The LEAP Manifesto written by some left-wing members of the federal New Democratic Party has been subjected to an outpouring of ridicule in the mainstream media and frenzied opposition from the Alberta NDP government. Yet, an unbiased reading of the manifesto would see it as a Canadian application of Pope Francis' encyclical Laudato Si' with a bit of Pope Benedict XVI's Caritas et Veritate thrown in for good measure.

Both encyclicals were received politely with Pope Francis' effort even generating some sustained enthusiasm. Of course, encyclicals deal more in the realm of principles without delving far into policy proposals. The LEAP Manifesto does make general policy proposals, one of which - a call for an end to "building new infrastructure projects that lock us into increased energy extraction decades into the future" - has drawn the most reaction.

The Alberta NDP has bent over backwards to accommodate the interests of the petroleum industry. Yet, it has also taken positive steps toward avoiding climate catastrophe. As well, some petroleum companies have made serious efforts to reduce greenhouse gas emissions.

LEAP has been excoriated as a Marxist document. It is nothing of the sort, steering far afield of the radicalism of the Waffle Manifesto of the early 1970s which advocated "extensive public control over investment and nationalization of the commanding heights of the economy."

LEAP advocates building energy efficient homes, retrofitting existing housing, moving to a more localized and ecologically sensitive agriculture system, and a guaranteed annual income. Not exactly communism!

Nor does LEAP even go as far as St.

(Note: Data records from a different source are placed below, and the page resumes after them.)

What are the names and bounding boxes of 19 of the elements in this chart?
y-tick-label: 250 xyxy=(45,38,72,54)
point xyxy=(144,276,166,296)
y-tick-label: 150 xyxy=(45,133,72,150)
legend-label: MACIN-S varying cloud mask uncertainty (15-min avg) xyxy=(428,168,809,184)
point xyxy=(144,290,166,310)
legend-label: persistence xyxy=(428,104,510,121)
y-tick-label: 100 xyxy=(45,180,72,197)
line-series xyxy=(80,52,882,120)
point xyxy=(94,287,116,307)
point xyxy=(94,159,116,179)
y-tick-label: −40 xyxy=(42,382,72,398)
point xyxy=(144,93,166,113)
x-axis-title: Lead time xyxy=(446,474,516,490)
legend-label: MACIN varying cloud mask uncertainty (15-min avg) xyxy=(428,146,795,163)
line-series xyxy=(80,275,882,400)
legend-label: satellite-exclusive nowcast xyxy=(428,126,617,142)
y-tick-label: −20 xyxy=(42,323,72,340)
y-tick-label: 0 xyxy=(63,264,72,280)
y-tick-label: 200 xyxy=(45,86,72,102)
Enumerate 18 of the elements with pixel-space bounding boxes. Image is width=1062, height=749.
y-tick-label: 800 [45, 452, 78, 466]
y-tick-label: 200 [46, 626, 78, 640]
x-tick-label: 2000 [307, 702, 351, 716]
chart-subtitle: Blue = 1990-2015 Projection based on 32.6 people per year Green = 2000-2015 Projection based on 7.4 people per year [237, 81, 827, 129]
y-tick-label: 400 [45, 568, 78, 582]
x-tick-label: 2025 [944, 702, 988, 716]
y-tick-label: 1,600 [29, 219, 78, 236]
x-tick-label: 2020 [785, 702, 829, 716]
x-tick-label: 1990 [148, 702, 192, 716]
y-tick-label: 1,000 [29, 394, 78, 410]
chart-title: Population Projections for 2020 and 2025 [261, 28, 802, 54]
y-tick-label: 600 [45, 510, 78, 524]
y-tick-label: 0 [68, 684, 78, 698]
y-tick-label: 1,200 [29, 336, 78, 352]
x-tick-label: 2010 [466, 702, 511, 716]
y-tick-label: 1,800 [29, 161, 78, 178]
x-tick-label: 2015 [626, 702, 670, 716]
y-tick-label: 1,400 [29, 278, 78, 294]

John Paul II who in his 1991 encyclical Centesimus Annus wrote that improving society entails profound changes in "lifestyles, models of production and consumption, and the established structures of power which today govern societies." LEAP mainly talks about actions governments should take without discussing the need for changed lifestyles and says little about reconfiguring society's structures of power.

However, the opponents are likely correct about one thing: no political party is likely to win power advocating the change LEAP envisions. We do a fine job of talking about environmental protection, but when it gets down to taking extensive and effective means for halting climate change, politicians are reluctant to bite the bullet.

Laudato Si' has focused the climate change debate, but so far has stirred little government action. Without effective action, talk is no more than sound and fury.

Pope Francis made one comment early in Laudato Si' which gets to the root of opposition to the LEAP Manifesto: "Many of those who possess more resources and economic or political power seem mostly to be concerned with masking the problems or concealing their symptoms."

"Masking" problems is crucial to preserving existing power structures. It can help maintain the status quo, even if the status quo threatens to turn the planet into a dried-up wasteland within the next several decades.